Legislative auditors in April released the second report in a year-and-a-half assessing “systemic deficiencies” in medical care at Utah’s correctional facilities.

Of the 13 recommendations auditors reassessed from a prior report, the Department of Corrections told lawmakers last October that two were “in process” and all others had been “implemented.” However, according to auditors, nine of the recommendations reported as “implemented” had not been.

The ongoing problems were attributed to “a culture of noncompliance and lack of accountability” among the department’s medical staff, auditors wrote.

That report comes several months after the rollout of a new medical records system resulted in inmates not getting their prescribed medications.

Nielson’s retirement also comes on the heels of a group of crime victims filing a lawsuit against him, the department and its previous director alleging that violent offenders were wrongfully placed on parole or probation, then improperly monitored, allowing the offenders to commit “avoidable” crimes. Four of the plaintiffs named in the lawsuit were killed by men who had violated their parole, the complaint states.

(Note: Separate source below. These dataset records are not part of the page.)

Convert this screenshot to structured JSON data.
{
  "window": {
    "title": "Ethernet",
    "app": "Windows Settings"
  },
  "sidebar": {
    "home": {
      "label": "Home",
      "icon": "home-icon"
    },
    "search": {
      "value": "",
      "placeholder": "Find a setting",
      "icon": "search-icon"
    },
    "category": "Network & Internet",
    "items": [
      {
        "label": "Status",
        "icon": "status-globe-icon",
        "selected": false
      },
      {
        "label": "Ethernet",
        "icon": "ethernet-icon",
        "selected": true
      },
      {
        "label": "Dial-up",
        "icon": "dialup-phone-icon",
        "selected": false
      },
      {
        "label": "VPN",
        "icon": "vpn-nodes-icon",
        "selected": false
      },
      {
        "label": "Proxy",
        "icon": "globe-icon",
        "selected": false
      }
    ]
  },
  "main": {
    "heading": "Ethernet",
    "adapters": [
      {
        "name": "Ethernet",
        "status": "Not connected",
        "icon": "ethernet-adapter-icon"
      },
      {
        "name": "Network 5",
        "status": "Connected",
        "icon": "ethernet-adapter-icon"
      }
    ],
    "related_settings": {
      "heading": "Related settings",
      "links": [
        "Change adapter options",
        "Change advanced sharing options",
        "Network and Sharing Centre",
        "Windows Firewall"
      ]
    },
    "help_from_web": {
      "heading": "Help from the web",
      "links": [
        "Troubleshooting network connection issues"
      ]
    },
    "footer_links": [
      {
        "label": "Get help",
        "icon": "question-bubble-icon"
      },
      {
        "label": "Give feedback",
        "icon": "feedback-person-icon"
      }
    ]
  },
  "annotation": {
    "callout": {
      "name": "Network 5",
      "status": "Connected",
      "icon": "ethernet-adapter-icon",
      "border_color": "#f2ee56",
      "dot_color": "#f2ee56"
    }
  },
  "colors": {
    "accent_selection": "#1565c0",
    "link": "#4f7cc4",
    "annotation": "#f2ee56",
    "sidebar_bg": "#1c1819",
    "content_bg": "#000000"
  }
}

Overseeing two prisons, probation and parole will be new tasks for Redd, who’s mostly worked on the policing and investigative side of law enforcement.

Redd previously spent 21 years with the Utah Department of Public Safety and served as director of the State Bureau of Investigation, while also sitting on the Utah Crime Victims Council. His most recent position was in the private sector overseeing surveillance teams at Goldman Sachs.

While with the Department of Public Safety, he helped coordinate the Highway Patrol’s involvement in Operation Rio Grande and helped facilitate a cold case database.